In summary, the relationship between Harris and HDC is not close enough to justify the imputation to HDC of Harris' principal place of business for the purpose of determining HDC's citizenship.

 
IV. HDC's Principal Place of Business

The determination of a corporation's principal place of business is a question of fact, and is one that can prove difficult for corporations with complex structures. Case law was initially divided as to the weight to be given the basic categories of corporate activity in making this determination. Decisions followed either a "nerve center" test developed by the Southern District of New York, which places predominant emphasis on the location of executive and administrative functions, or a "place of operations" test used by the Third Circuit. The Fifth Circuit combines these two approaches in what it calls a "total activity" test as the legal standard for determining a corporation's principal place of business. Village Fair Shopping Center Co. v. Sam Broadhead Trust, 588 F.2d 431 (5th Cir. 1979). This test calls for a "thorough review of the total corporate activity." Id. at 434. Thus the court must examine all of HDC's operations in order to determine its citizenship.

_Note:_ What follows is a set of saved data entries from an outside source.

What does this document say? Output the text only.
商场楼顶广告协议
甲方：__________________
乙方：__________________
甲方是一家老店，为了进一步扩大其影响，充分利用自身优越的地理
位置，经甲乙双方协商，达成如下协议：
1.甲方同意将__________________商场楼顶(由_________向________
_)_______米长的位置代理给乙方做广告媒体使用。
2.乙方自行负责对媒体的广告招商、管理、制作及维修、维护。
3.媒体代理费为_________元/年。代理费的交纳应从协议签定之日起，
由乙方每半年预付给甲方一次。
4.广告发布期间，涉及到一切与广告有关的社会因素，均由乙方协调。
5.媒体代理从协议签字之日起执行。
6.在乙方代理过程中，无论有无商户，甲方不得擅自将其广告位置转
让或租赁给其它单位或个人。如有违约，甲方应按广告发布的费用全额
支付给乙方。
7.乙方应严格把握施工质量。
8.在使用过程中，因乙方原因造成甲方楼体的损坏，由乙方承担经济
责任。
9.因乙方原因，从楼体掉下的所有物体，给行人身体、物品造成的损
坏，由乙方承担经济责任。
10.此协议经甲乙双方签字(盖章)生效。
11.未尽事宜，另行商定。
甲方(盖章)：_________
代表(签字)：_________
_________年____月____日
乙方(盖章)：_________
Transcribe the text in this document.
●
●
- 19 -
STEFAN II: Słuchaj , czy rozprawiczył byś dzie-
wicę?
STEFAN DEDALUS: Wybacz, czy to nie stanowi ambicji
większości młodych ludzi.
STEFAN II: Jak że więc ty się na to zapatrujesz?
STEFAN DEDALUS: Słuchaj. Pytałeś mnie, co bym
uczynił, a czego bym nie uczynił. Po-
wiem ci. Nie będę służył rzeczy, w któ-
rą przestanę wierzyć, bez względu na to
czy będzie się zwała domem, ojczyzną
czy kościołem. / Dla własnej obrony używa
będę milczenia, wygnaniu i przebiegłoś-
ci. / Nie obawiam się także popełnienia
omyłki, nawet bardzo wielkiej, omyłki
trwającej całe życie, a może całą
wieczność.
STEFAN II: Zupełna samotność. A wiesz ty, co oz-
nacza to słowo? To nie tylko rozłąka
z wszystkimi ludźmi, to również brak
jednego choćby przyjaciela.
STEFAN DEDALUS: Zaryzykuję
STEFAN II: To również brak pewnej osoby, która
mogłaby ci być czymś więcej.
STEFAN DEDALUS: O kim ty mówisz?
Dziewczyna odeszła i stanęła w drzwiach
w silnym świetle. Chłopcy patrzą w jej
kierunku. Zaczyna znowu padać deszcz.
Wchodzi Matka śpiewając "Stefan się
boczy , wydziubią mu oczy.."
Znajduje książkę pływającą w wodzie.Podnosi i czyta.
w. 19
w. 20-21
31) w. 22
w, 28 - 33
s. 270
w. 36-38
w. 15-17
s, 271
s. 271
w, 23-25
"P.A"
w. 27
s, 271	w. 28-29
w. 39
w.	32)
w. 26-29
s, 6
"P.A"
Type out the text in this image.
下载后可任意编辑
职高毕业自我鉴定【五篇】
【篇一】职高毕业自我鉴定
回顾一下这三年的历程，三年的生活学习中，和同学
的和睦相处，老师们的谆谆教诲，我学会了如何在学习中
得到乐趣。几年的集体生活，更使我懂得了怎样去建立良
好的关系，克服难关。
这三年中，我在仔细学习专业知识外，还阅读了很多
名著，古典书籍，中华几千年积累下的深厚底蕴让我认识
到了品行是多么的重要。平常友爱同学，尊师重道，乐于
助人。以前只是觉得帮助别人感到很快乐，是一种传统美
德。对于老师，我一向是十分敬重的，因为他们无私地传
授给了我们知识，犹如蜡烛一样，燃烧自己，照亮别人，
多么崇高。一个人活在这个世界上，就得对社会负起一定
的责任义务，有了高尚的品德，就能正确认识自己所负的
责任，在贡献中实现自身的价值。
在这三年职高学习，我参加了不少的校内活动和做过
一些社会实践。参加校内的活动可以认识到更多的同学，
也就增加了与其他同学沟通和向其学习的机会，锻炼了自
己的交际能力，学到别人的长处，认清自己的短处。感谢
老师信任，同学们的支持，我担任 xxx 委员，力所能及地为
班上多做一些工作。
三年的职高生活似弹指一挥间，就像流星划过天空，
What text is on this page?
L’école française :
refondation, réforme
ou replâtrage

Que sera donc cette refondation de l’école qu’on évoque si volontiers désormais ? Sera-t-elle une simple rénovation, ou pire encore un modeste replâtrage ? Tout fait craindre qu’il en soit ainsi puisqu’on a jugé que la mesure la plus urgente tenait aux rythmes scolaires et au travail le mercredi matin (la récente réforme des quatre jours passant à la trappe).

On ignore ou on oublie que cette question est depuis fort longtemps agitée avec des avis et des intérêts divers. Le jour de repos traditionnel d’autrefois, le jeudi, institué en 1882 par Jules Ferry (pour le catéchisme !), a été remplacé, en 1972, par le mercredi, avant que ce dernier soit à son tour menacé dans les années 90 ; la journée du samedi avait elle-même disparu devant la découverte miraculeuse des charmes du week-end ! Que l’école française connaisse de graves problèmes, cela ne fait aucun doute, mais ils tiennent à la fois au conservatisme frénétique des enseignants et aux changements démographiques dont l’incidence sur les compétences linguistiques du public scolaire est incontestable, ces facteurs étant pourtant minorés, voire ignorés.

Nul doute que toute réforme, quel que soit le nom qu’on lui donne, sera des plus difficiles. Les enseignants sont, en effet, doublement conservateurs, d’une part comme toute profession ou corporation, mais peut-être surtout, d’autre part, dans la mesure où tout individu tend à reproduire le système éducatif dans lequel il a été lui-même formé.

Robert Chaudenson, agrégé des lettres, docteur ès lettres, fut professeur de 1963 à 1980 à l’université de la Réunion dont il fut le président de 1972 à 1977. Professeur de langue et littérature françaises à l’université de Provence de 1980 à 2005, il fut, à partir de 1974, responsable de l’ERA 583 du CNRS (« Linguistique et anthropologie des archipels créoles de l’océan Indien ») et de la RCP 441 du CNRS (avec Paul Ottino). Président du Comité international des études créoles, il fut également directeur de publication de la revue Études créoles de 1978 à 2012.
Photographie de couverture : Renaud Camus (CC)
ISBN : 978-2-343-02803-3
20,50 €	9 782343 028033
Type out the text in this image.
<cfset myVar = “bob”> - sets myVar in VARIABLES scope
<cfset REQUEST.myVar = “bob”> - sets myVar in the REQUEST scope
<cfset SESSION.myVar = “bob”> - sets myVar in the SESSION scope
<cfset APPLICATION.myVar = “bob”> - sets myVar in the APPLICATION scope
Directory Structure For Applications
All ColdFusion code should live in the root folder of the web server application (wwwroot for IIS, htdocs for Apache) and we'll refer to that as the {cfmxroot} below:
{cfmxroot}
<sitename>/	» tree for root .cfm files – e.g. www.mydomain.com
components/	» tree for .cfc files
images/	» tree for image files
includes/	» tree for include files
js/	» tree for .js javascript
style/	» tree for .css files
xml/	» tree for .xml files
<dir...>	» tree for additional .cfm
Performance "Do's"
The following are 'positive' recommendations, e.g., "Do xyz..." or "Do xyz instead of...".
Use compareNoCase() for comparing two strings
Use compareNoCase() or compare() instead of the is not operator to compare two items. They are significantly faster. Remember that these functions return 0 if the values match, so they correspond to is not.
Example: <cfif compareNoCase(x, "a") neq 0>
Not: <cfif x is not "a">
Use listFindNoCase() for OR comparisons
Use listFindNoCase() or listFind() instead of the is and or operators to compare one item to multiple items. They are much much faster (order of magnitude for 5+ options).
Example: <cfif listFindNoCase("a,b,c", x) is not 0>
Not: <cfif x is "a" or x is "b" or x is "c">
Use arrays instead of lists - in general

Although its functions are spread throughout the country, Texas is HDC's principal place of business. All of the HDC activities listed in section III above are carried out in Texas. In addition, the corporate offices (owned by HDC) are located in Texas, and the officers who actually perform HDC functions (as opposed to the official list of "officers" designated by Harris) all have their offices in Texas. Of HDC's 2,000 employees, approximately 800 are in Dallas, Texas. Of the remainder, 700 are scattered throughout the country in HDC field offices.[1] There are approximately 250 employees in a Florida facility which manufactures small computers and 300 employees in a New Hampshire manufacturing facility. The field offices report to Dallas, as does the New Hampshire manufacturing plant. The Florida facility is autonomous, although its financial reporting is included in HDC's financial reports. HDC's real estate is also predominantly in Texas. The Dallas operation owns 248,000 square feet and leases 65,000 square feet (313,000 total). The Florida facility owns 120,000 square feet and leases 170,000 square feet (290,000 total), and the New Hampshire facility owns only 78,000 square feet. Plaintiff's Exhibit 10 (S.E.C. form 10-K, 1978). In short, although the New Hampshire and Florida activity is significant, it is not sufficient to convince the court that HDC's principal place of business is not in Texas.[2]

The court concludes that HDC is a citizen of Texas. Since plaintiff Burnside is also a Texas citizen, this court has no jurisdiction based on 28 U.S.C. § 1332, diversity of citizenship. This case therefore should be dismissed in its entirety.

It is so ORDERED.

NOTES

[1] HDC has 38 sales offices and 116 service centers throughout the United States.

[2] The burden of proving all jurisdictional facts rests upon the plaintiff asserting jurisdiction. McNutt v. General Motors Acceptance Corp., 298 U.S. 178, 56 S. Ct. 780, 80 L. Ed. 1135 (1936).